Crude fell to the lowest level in a year and a half as concerns over the global economy and turbulence in Washington overshadowed signals from OPEC that it may deepen output cuts.
Futures slid 6.7% in a shortened Christmas Eve session in New York, joining a rout in U.S. stocks as investors assess the threat from a government shutdown. The latest tumble left crude prices down 44% since reaching a four-year peak in October — including a 19% falloff since OPEC and Russia announced major output cuts earlier this month.

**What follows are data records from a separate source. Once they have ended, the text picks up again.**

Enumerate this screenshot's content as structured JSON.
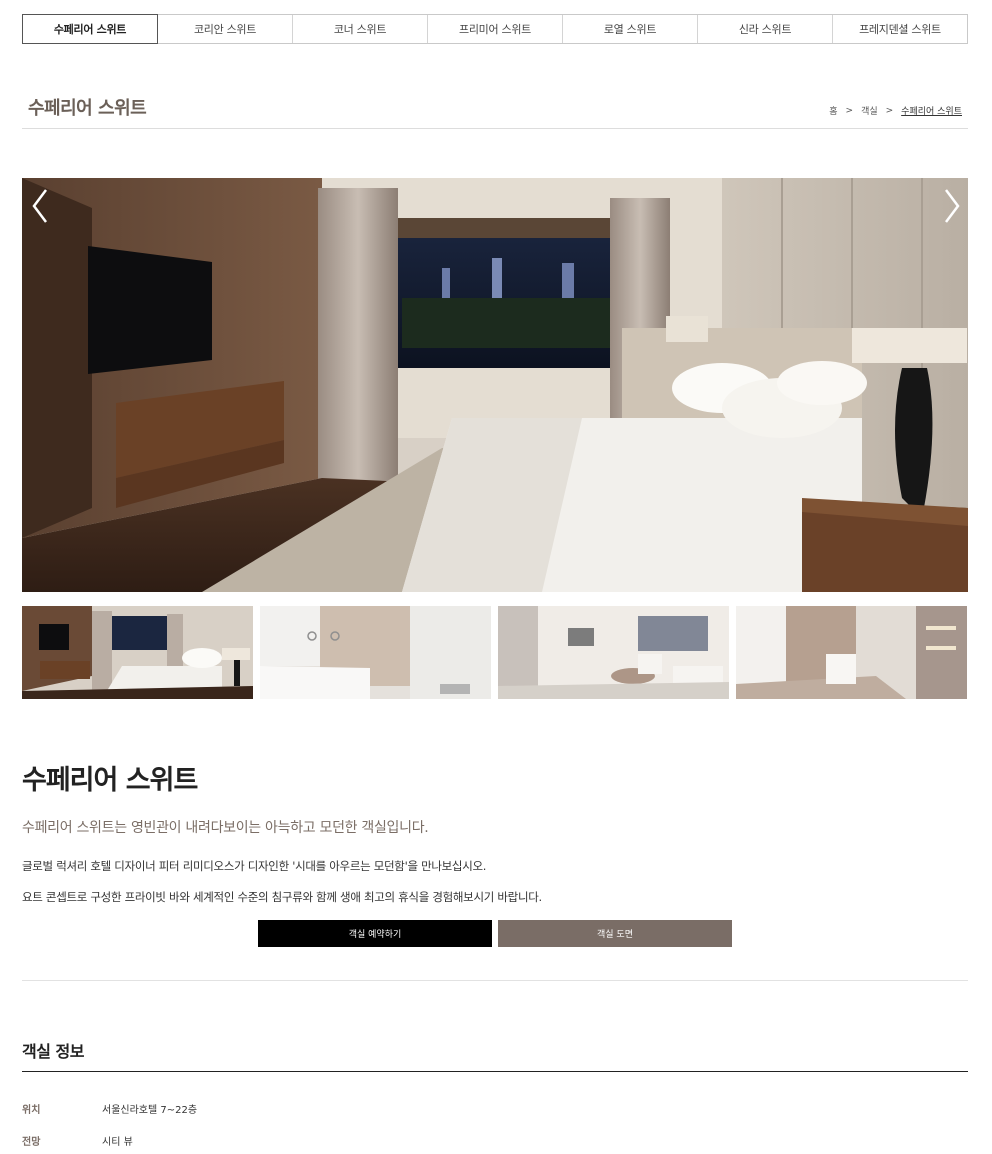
{
  "tabs": [
    {
      "label": "수페리어 스위트",
      "active": true
    },
    {
      "label": "코리안 스위트",
      "active": false
    },
    {
      "label": "코너 스위트",
      "active": false
    },
    {
      "label": "프리미어 스위트",
      "active": false
    },
    {
      "label": "로열 스위트",
      "active": false
    },
    {
      "label": "신라 스위트",
      "active": false
    },
    {
      "label": "프레지덴셜 스위트",
      "active": false
    }
  ],
  "header": {
    "title": "수페리어 스위트",
    "breadcrumb": [
      "홈",
      "객실",
      "수페리어 스위트"
    ]
  },
  "gallery": {
    "prev_icon": "chevron-left-icon",
    "next_icon": "chevron-right-icon",
    "thumbnails": [
      "bedroom",
      "bathroom",
      "living-room",
      "study"
    ]
  },
  "room": {
    "title": "수페리어 스위트",
    "subtitle": "수페리어 스위트는 영빈관이 내려다보이는 아늑하고 모던한 객실입니다.",
    "desc1": "글로벌 럭셔리 호텔 디자이너 피터 리미디오스가 디자인한 '시대를 아우르는 모던함'을 만나보십시오.",
    "desc2": "요트 콘셉트로 구성한 프라이빗 바와 세계적인 수준의 침구류와 함께 생애 최고의 휴식을 경험해보시기 바랍니다.",
    "reserve_label": "객실 예약하기",
    "floorplan_label": "객실 도면"
  },
  "info": {
    "title": "객실 정보",
    "rows": [
      {
        "key": "위치",
        "value": "서울신라호텔 7~22층"
      },
      {
        "key": "전망",
        "value": "시티 뷰"
      }
    ]
  },
  "colors": {
    "accent": "#7a6d66",
    "title_brown": "#6b6058"
  }
}
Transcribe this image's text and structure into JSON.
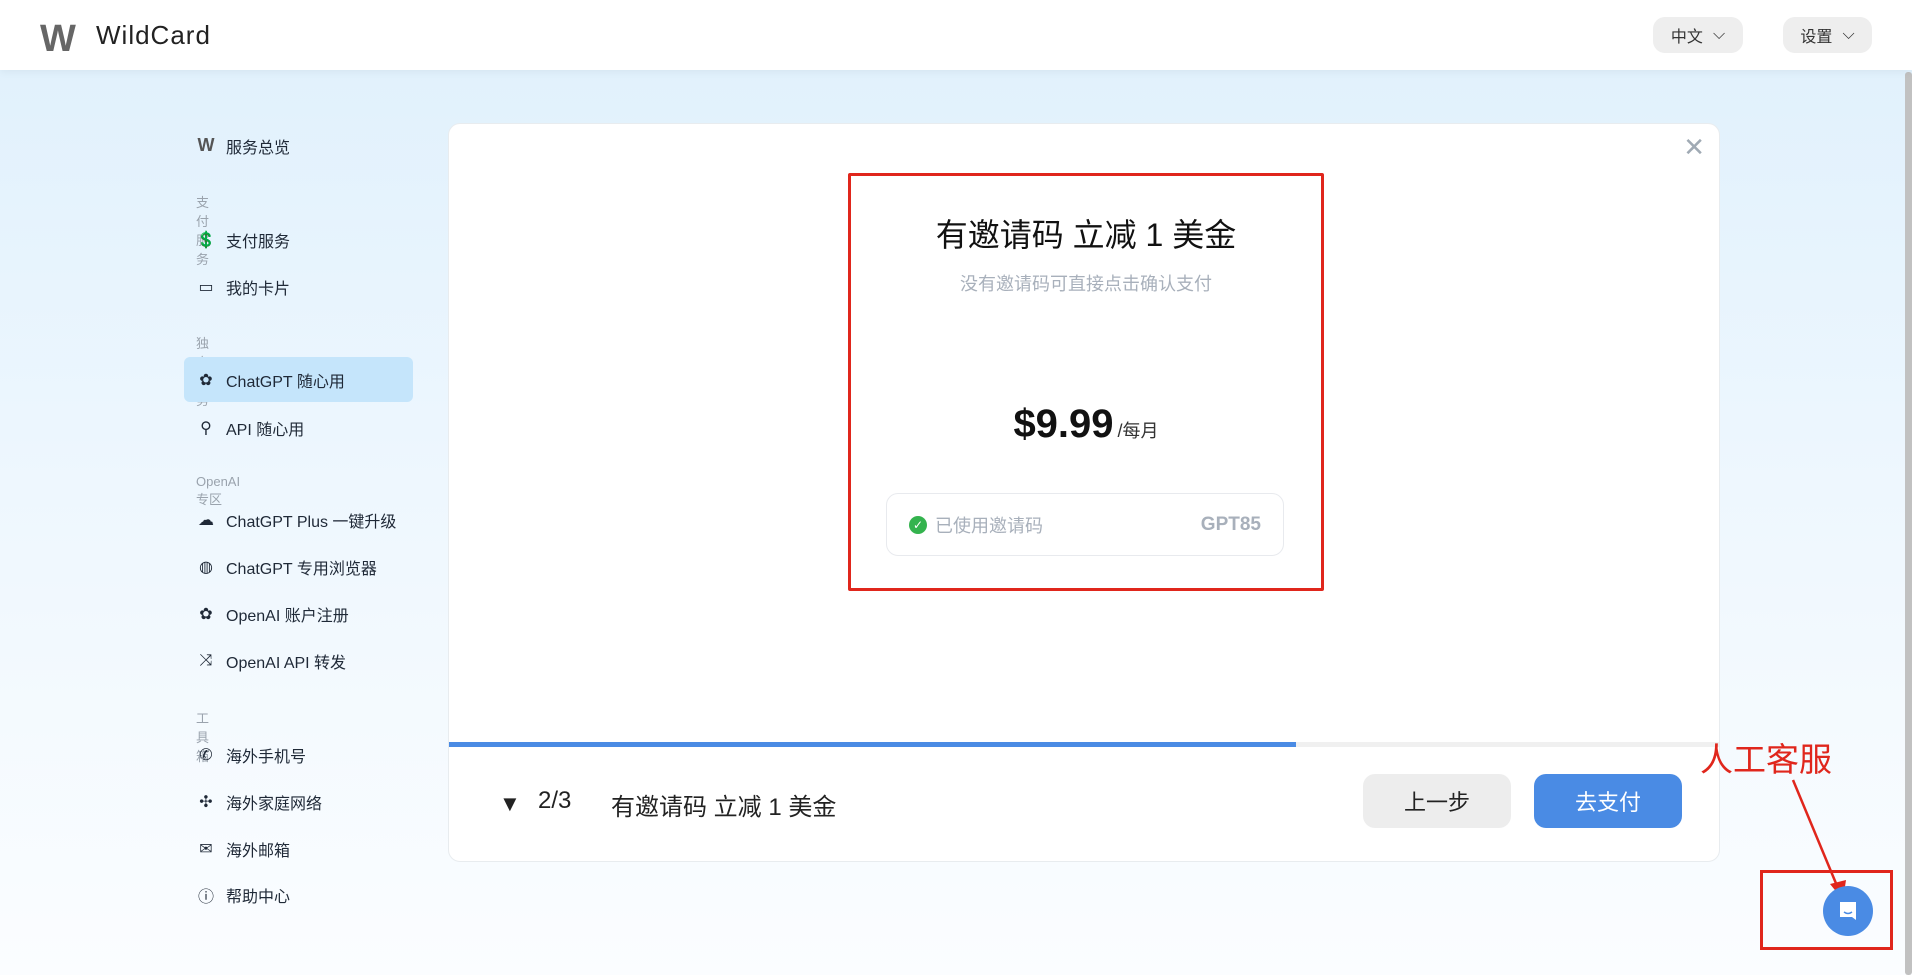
{
  "header": {
    "brand": "WildCard",
    "logo": "W",
    "language": "中文",
    "settings": "设置"
  },
  "sidebar": {
    "overview": "服务总览",
    "sections": [
      {
        "title": "支付服务",
        "items": [
          {
            "label": "支付服务",
            "icon": "hand-coin-icon"
          },
          {
            "label": "我的卡片",
            "icon": "card-icon"
          }
        ]
      },
      {
        "title": "独立服务",
        "items": [
          {
            "label": "ChatGPT 随心用",
            "icon": "openai-icon",
            "active": true
          },
          {
            "label": "API 随心用",
            "icon": "plug-icon"
          }
        ]
      },
      {
        "title": "OpenAI 专区",
        "items": [
          {
            "label": "ChatGPT Plus 一键升级",
            "icon": "cloud-upload-icon"
          },
          {
            "label": "ChatGPT 专用浏览器",
            "icon": "globe-icon"
          },
          {
            "label": "OpenAI 账户注册",
            "icon": "openai-user-icon"
          },
          {
            "label": "OpenAI API 转发",
            "icon": "shuffle-icon"
          }
        ]
      },
      {
        "title": "工具箱",
        "items": [
          {
            "label": "海外手机号",
            "icon": "phone-icon"
          },
          {
            "label": "海外家庭网络",
            "icon": "puzzle-icon"
          },
          {
            "label": "海外邮箱",
            "icon": "mail-icon"
          },
          {
            "label": "帮助中心",
            "icon": "help-icon"
          }
        ]
      }
    ]
  },
  "modal": {
    "title": "有邀请码 立减 1 美金",
    "subtitle": "没有邀请码可直接点击确认支付",
    "price": "$9.99",
    "period": "/每月",
    "invite_label": "已使用邀请码",
    "invite_code": "GPT85",
    "progress_percent": 66.7,
    "step": "2/3",
    "step_title": "有邀请码 立减 1 美金",
    "prev_label": "上一步",
    "pay_label": "去支付"
  },
  "annotation": {
    "label": "人工客服",
    "color": "#e0261c"
  },
  "colors": {
    "accent": "#4a8be4",
    "active_bg": "#c5e5fb"
  }
}
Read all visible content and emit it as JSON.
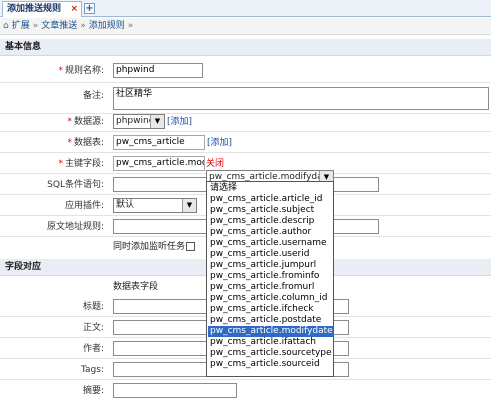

“As stocks get taken down and there is nervousness across financial markets, it’s just undercutting prices here,” said John Kilduff, a partner at New York-based hedge fund Again Capital LLC. “The demand outlook continues to be called into question.”
OPEC and its allies agreed to cut production on Dec. 7, but they’ve had little success so far in propping up prices. The United Arab Emirates’ energy minister signaled additional curbs could be discussed next year. Investors are skeptical the reductions will be sufficient to dent supplies, with U.S. crude output still above 11 MMbpd.
At the same time, an ongoing trade war between the U.S. and China and the Federal Reserve’s rate policy are causing concerns over global economic growth. The S&P 500 Index sank 2.7% Monday, with its energy index shedding 4 percent. The declines were led by Hess Corp., which lost 12%, the most in almost three years, after Venezuelan forces temporarily halted ships working at a formation Hess and Exxon Mobil Corp. are developing offshore Guyana.
“The main input over the weekend has been the continued intervention by OPEC members,” said Olivier Jakob, managing director at Petromatrix GmbH. “For now, those statements are ignored by the market because we are in this bearish cycle.”
West Texas Intermediate for February delivery fell $3.06/bbl to $42.53/bbl at settlement on the New York Mercantile Exchange. Total volume traded Monday was about 30% below the 100-day average ahead of the Christmas holiday Tuesday. WTI peaked near $77/bbl in early October.
Brent for February settlement dipped $3.35/bbl to $50.47/bbl on London’s ICE Futures Europe exchange. The global benchmark crude traded at an $7.94 premium to WTI.
Suhail Al Mazrouei, the U.A.E.’s energy minister, said that OPEC has the option to hold an extraordinary meeting to decide on more output cuts if the current one isn’t enough. At a press briefing in Kuwait, ministers from Iraq, the U.A.E. and Algeria took turns repeating the message that OPEC will deliver its production curbs and continue to work with its allies.
As for OPEC’s cuts, “they have to follow through on their rhetoric in a significant way” in order for the price decline to stop, Kilduff said.